Home for the unexpected.

Whoever you are, no matter how self-important, a trickster will find you.

Bring your tears and spit, your rage and despair. Let your dirty socks hang out of your suitcase while you run through the train station. Wear the hole-y sweater and forget to brush your teeth. This is the trickster space, where we take the undesirable by the hand and play a game with it.

A person dressed as a clown sitting on a wooden bench against a yellow brick wall. They wear a black bowler hat, red shirt, beige pants, red clown nose, colorful striped socks, and yellow and red clown shoes. They hold a small bouquet of yellow and purple flowers and have a slight smirk on their face.

And here is your host: some lady.

The Trickster Space is home to the performance art of Nicole Medema— clown, actor, writer, and excitable person. Nicole’s foundational work is based in narrative clown pieces, in which she portrays the vulnerable and stupid aspects of humanity with compassion and hope.

Why a trickster space?

Too often, humans strategize their well-being by denying the difficult and unsightly. They fall under the tempting spell of Perfection. This causes an incredible amount of avoidable suffering on top of the standard regulation dose of unavoidable suffering in a human life. Trickster Space normalizes— and at times, celebrates— the difficulties that define our humanity on planet Earth. Here, our shortcomings are a part of the puzzle.

A woman dressed as a clown with a red nose, striped jacket, and colorful clown shoes is sitting on outdoor stairs, clutching several baby dolls and making a distressed facial expression.
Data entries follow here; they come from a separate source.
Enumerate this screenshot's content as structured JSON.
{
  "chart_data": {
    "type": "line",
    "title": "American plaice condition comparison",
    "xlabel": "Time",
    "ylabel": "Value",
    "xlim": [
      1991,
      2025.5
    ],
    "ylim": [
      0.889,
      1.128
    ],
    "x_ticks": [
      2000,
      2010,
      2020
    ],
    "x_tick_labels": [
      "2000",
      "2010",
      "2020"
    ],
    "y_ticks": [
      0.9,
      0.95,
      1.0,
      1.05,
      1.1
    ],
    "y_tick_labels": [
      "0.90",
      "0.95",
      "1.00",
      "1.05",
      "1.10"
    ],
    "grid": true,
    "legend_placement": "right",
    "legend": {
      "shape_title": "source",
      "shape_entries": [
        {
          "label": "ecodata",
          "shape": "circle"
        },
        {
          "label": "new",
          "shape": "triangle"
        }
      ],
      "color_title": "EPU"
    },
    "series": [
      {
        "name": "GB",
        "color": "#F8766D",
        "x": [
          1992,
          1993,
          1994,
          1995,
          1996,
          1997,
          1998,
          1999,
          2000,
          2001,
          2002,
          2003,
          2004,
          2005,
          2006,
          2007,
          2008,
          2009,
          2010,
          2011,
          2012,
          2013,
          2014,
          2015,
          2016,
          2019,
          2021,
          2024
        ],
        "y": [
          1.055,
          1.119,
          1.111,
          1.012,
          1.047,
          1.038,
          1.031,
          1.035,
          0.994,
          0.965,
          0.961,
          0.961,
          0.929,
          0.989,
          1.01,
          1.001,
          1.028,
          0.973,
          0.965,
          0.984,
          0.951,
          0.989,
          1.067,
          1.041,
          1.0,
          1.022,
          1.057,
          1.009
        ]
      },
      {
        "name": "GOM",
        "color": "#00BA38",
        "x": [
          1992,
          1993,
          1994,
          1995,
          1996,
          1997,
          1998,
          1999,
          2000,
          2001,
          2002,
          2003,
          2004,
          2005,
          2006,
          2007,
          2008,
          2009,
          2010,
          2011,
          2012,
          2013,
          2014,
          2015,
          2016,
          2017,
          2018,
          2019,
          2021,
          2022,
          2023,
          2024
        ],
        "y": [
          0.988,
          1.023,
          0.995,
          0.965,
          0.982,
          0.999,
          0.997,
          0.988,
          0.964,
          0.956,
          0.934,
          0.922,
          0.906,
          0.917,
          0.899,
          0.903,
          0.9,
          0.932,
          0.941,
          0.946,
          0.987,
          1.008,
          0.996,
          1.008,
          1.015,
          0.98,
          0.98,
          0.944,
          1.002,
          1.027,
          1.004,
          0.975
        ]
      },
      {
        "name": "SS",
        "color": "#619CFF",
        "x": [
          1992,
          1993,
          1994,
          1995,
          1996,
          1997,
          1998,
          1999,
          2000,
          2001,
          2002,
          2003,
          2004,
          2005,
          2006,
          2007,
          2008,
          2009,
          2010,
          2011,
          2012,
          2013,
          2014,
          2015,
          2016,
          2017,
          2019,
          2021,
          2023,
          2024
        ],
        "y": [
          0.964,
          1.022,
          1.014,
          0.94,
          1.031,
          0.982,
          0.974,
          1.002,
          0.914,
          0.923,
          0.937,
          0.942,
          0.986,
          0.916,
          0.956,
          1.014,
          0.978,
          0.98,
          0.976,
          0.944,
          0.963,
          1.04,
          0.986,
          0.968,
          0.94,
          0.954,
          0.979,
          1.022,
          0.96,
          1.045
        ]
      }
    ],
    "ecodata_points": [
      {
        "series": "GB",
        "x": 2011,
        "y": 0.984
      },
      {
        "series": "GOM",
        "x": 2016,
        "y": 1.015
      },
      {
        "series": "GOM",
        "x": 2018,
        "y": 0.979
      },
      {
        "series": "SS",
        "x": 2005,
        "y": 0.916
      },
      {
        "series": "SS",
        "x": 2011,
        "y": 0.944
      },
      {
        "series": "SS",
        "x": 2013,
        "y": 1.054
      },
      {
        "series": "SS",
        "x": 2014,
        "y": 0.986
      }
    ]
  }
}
The stairs are rusty and metal, and a toy doll with brown hair and a pink outfit lies on the ground below.
A person with dark hair, wearing a red shirt, with a red clown nose, is singing or shouting with eyes wide open and mouth open, showing facial expression of anger or excitement, in a dark environment with purple lighting.
A clown with a red nose and face paint, interacting with a young boy in a dark room with blue and purple lighting, other people in the background.

“Many native traditions held clowns and tricksters as essential to any contact with the sacred. People could not pray until they had laughed, because laughter opens and frees from rigid preconception. Humans had to have tricksters within the most sacred ceremonies for fear that they forget the sacred comes through upset, reversal, surprise. The trickster in most native traditions is essential to creation, to birth.”